I am not saying you can't have or make a PC run fast, but I am saying the business model does not allow for it since it is hardly regulated. You run the risk of having your machine run great and then having an update crash it, or a new driver actually make it perform slower. This is because no PC or hardware company out there can possibly test every single configuration of hardware/OS out there in the PC world. There are just too many combinations and too many different models. Apple has 6 computers they make and sell, PCs have I don't even know what to guess here, 1,000s of combinations of models and builds?
I built my first PC when I was like 15 (back in 1995 to show how old I am) and then started working in IT at 18. I loved how you could build and customize a PC and I was a hardcore PC fan, and a gamer back then. I do not game as much as I used to. I got into Linux in the late 90s and at my first IT job we had to support Macs. I hated the classic OS on Apple, but since I worked on them I knew how it worked.
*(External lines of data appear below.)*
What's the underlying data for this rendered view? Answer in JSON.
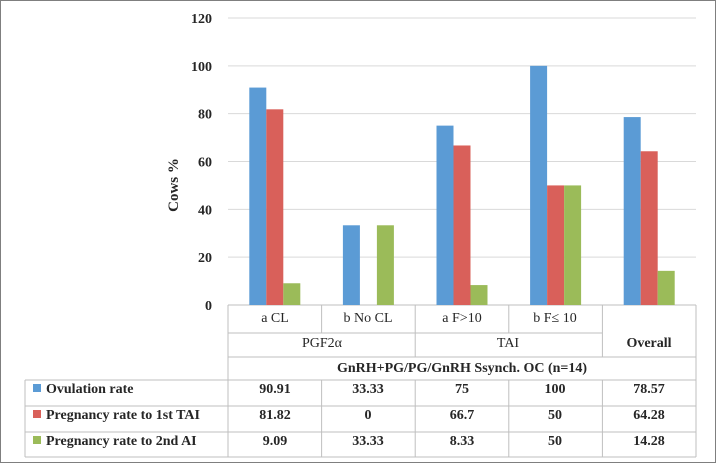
{
  "chart_data": {
    "type": "bar",
    "ylabel": "Cows %",
    "ylim": [
      0,
      120
    ],
    "yticks": [
      0,
      20,
      40,
      60,
      80,
      100,
      120
    ],
    "grid": true,
    "categories": [
      "a CL",
      "b No CL",
      "a F>10",
      "b F≤ 10",
      "Overall"
    ],
    "groups": [
      {
        "label": "PGF2α",
        "span": [
          0,
          1
        ]
      },
      {
        "label": "TAI",
        "span": [
          2,
          3
        ]
      },
      {
        "label": "Overall",
        "span": [
          4,
          4
        ]
      }
    ],
    "protocol_label": "GnRH+PG/PG/GnRH Ssynch. OC (n=14)",
    "series": [
      {
        "name": "Ovulation rate",
        "color": "#5b9bd5",
        "values": [
          90.91,
          33.33,
          75,
          100,
          78.57
        ],
        "labels": [
          "90.91",
          "33.33",
          "75",
          "100",
          "78.57"
        ]
      },
      {
        "name": "Pregnancy rate to 1st TAI",
        "color": "#d9605a",
        "values": [
          81.82,
          0,
          66.7,
          50,
          64.28
        ],
        "labels": [
          "81.82",
          "0",
          "66.7",
          "50",
          "64.28"
        ]
      },
      {
        "name": "Pregnancy rate to 2nd AI",
        "color": "#9bbb59",
        "values": [
          9.09,
          33.33,
          8.33,
          50,
          14.28
        ],
        "labels": [
          "9.09",
          "33.33",
          "8.33",
          "50",
          "14.28"
        ]
      }
    ]
  }
}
Basically, long story short, our Apple guy quit and my boss says there is no such thing as an Apple guy anymore here in our department. Everyone is now both PC and Apple he said. So that is how I got into them. Then Apple went out and bought NEXT for their new OS and OS X came out. Over those years of supporting them and already having a Linux background somewhat I slowly started to find myself using the Mac platform more. It took me a good 5 years to actual learn that is Apple's business model. I also then realized it is hard to put a price on that. How do you justify buying a BMW over a Volkswagen? They have almost all the same parts, both hail from Germany, yet one costs double over the other, so how do you justify it? There are reasons too, BMWs do have a higher degree of engineering in them.
So, really when you buy a Mac you are getting more than just hardware and an OS. It is a whole package deal and that is Apple's business model for them. When you buy a PC you are getting pretty much diversity and buying power of choosing everything you want, but it is at your own risk and support may not be as good. That is their business model. Computers are more than just hardware specs when you get down into it. I have seen machines that ran dual processors and still ran like crap due to shotty software or bad drivers. The quality control is less because it is not regulated.
I do think that technology is getting better and some of these software problems are getting less and less, but then again sometimes developers get lazy and just put out a crap product. Even respected ones slip up sometimes.